The 13 men released by the Syrian rebels identified themselves to the media outside Harasta as soldiers and civilians attached to the Syrian army, who were captured by rebels in the fighting for Harasta. Crying in relief, they thanked God, the Syrian army and President Assad for their freedom.

The deal for Harasta will see 1,500 rebels and 6,000 civilians leave to a rebel-held province in northwest Syria, according to the state-affiliated Military Media Center.

Monther Fares, a spokesman for the rebel faction Ahrar al-Sham, confirmed his group's fighters were preparing to depart. Fares said the rebels agreed to leave because of "civilian pressure" resulting from intensive airstrikes and "warplanes that do not leave the sky," adding residents of Harasta have spent the last three months inside shelters.

But the arrangement leaves other fighters for the Failaq al-Rahman group still inside. They government is threatening to move on them if they do not also agree to depart.

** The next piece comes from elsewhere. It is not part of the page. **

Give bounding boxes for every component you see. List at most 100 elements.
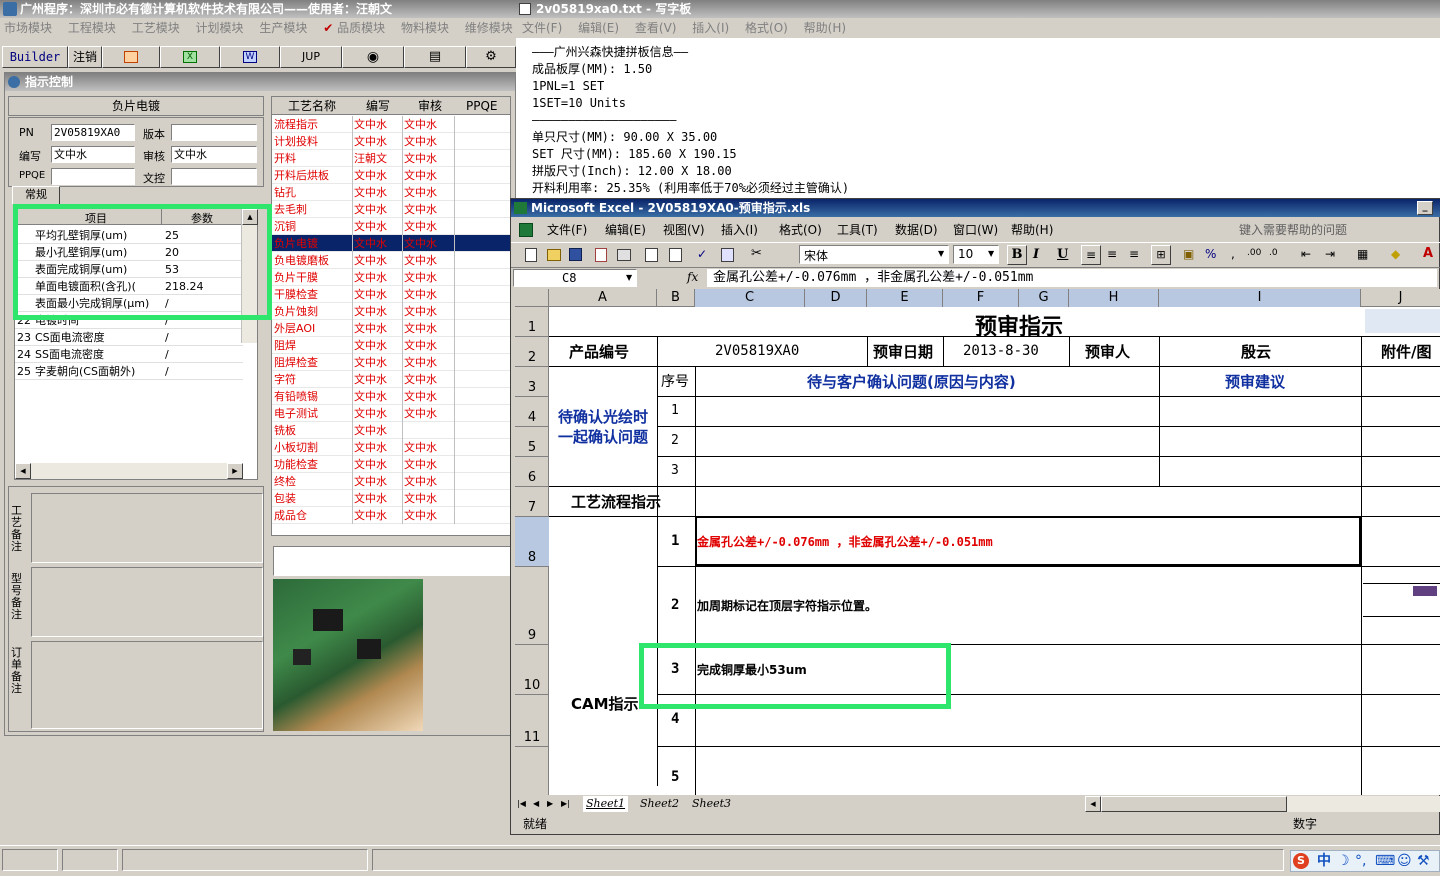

State-affiliated al-Ikhbariya TV cast the deal as a victory for the country. Its correspondent Rabieh Dibeh said the government would restore its authority over Harasta once the "terrorists" left the town. He said defectors from the army would be ordered to rejoin the service.

Critics say it is a formula for displacement legitimizing the government's brutal siege tactics depriving hundreds of thousands of civilians of food and medicines and subjecting them to a half-decade of violence. Numerous, top U.N. officials have likened the tactics to war crimes and crimes against humanity.